The Buffett Institute hosts two-year postdoctoral fellows in the study of global, comparative, or international affairs. Learn more about the requirements and application process.
Maria Akchurin is a sociologist studying political processes around social and environmental policies in Latin America. Her dissertation research compares the privatization of urban water supply systems in Argentina and Chile from the late 1980s to the present, analyzing the implementation of the market paradigm in water and sanitation as well as social mobilization around water. In another recent project, she analyzed how the rights of nature were introduced into the Ecuadorian constitution. Her broader interests are in political sociology and mobilization, economy and society, and historical sociology.
Kathleen Klaus received her PhD in political science from the University of Wisconsin-Madison and her BA from Smith College. Her dissertation and book project, “Claiming Land: Institutions, Narratives, and Political Violence in Kenya,” examines the relationship between land rights and electoral violence. She received support for her research from the Harry Frank Guggenheim Foundation, the Strauss Center (UT-Austin), the United States Institute of Peace, the Social Science Research Council, and the NSF. Her broader research interests include political violence, African politics, elections, and field research methods. She has also conducted extensive fieldwork in Ghana and Malawi.
Erin Moore received her PhD from the University of Chicago in 2016. She is a sociocultural anthropologist interested in transnational processes, international development and global health, and the study of gender, sexuality, and youth. Her geographic focus is urban Uganda, and sub-Saharan Africa more broadly. Her doctoral research explores the global movement to “empower” adolescent girls as it unfolded through the transnational channels of a major NGO and into the lives of teenage women living in Kampala, Uganda’s capital.
Nermeen Mouftah completed her doctoral work at the University of Toronto in 2014. Her ethnographic research explores how religion is defined, marshaled, and condoned in Egypt today by examining charitable and development interventions. She is currently developing her doctoral research into a monograph that examines a particular form of development—literacy development—in order to investigate how activism for, and techniques of, literacy are imbricated in religious reform that shape public religion in post-Mubarak Egypt. Her interaction with charitable organizations prompted her second major research project that explores how religion shapes the legal, biological, and affective negotiations involved in practices of orphan care.
Başak Taraktaş earned her PhD from the Department of Political Science at the University of Pennsylvania in 2016. Her dissertation investigates the effect of preference diversity and preference compatibility on cooperation for regime change among organized challengers to authoritarian regimes. This work fills the gap in regime literature by explaining the conditions under which challengers are able to form a coherent united oppositional coalition capable of changing the regime. Her research interests include political regimes, social movements, and financial and sovereign debt crises. Başak’s co-authored work on the 2013 Gezi protests won the Sidney Tarrow Best Article Prize.

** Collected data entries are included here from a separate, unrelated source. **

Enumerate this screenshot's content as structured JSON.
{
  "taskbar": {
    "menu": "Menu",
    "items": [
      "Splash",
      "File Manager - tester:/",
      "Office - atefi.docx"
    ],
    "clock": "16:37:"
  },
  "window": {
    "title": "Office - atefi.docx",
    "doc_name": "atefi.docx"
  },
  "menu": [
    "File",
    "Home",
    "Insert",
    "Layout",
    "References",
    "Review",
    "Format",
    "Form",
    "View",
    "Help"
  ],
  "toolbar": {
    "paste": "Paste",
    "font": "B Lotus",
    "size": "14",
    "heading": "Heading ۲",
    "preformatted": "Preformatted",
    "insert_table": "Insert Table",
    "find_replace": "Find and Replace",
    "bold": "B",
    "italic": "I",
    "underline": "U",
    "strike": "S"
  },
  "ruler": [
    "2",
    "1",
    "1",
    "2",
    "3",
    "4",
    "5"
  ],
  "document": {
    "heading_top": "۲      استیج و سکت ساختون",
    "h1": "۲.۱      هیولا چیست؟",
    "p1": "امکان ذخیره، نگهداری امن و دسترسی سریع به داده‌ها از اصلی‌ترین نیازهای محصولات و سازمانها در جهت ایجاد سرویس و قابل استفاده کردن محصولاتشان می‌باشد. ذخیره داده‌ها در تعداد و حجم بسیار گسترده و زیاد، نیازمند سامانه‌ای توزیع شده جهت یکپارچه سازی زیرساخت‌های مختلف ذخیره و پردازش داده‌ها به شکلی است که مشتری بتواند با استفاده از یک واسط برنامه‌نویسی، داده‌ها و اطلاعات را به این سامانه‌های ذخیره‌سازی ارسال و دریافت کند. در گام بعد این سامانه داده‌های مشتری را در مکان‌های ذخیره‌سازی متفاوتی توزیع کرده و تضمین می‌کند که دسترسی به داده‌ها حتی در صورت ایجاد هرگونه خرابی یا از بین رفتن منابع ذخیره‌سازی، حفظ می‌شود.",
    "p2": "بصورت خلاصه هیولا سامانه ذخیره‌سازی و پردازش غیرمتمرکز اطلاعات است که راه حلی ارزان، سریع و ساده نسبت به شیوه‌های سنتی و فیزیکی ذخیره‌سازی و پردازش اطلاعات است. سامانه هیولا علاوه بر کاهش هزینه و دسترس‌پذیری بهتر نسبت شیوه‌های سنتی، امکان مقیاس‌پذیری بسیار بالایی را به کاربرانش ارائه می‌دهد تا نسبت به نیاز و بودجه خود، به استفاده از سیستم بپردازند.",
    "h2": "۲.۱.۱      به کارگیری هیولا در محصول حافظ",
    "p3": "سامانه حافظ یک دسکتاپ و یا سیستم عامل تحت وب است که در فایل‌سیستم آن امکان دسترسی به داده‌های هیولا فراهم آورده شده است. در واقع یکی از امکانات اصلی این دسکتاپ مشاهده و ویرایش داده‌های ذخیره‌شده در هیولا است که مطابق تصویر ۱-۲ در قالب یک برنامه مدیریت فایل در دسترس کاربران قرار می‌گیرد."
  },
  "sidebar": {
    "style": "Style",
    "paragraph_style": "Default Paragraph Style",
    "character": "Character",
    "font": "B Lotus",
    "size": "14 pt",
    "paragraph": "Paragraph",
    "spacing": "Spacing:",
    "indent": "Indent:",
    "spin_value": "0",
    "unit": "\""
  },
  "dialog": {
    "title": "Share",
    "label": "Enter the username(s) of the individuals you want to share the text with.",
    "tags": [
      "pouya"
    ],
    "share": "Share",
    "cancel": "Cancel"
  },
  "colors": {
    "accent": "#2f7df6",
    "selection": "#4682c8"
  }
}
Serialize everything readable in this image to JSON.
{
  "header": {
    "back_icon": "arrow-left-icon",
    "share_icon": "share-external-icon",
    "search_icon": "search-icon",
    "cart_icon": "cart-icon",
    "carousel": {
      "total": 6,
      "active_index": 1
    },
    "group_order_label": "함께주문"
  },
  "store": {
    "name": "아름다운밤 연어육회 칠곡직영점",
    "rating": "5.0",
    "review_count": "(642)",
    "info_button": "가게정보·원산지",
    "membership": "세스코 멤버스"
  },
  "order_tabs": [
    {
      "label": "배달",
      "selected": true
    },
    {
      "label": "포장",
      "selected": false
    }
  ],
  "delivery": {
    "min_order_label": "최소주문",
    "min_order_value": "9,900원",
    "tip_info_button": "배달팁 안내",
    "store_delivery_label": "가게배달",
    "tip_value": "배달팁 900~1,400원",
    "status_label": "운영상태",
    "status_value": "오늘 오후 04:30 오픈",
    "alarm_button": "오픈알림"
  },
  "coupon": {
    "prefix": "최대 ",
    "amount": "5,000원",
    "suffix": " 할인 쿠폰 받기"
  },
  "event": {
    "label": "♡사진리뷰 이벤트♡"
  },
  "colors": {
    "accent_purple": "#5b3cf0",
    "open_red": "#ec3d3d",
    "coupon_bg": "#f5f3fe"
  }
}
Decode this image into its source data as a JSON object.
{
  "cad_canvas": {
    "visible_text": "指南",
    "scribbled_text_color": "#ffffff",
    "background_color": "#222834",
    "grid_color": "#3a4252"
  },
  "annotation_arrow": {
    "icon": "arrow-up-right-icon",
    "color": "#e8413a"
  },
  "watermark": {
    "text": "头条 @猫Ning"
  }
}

Hollian Wint received her PhD from New York University in 2016. She specializes in the socio-financial history of East Africa, western India, and the Indian Ocean. Her current project charts the transformations of regional financial and familial networks in the aftermath of the abolition of slavery and the consolidation of British imperial rule in the nineteenth and twentieth centuries. Her research has received support from the American Institute of American Studies, the Fulbright-Hays, and the NYU-Abu Dhabi Humanities Institute. Hollian is a contributor to Perspectives of Female Researchers: Interdisciplinary Approaches to the Study of Gujarati Identities, ed. Sharmina Mawani and Anjoom A. Mukadam.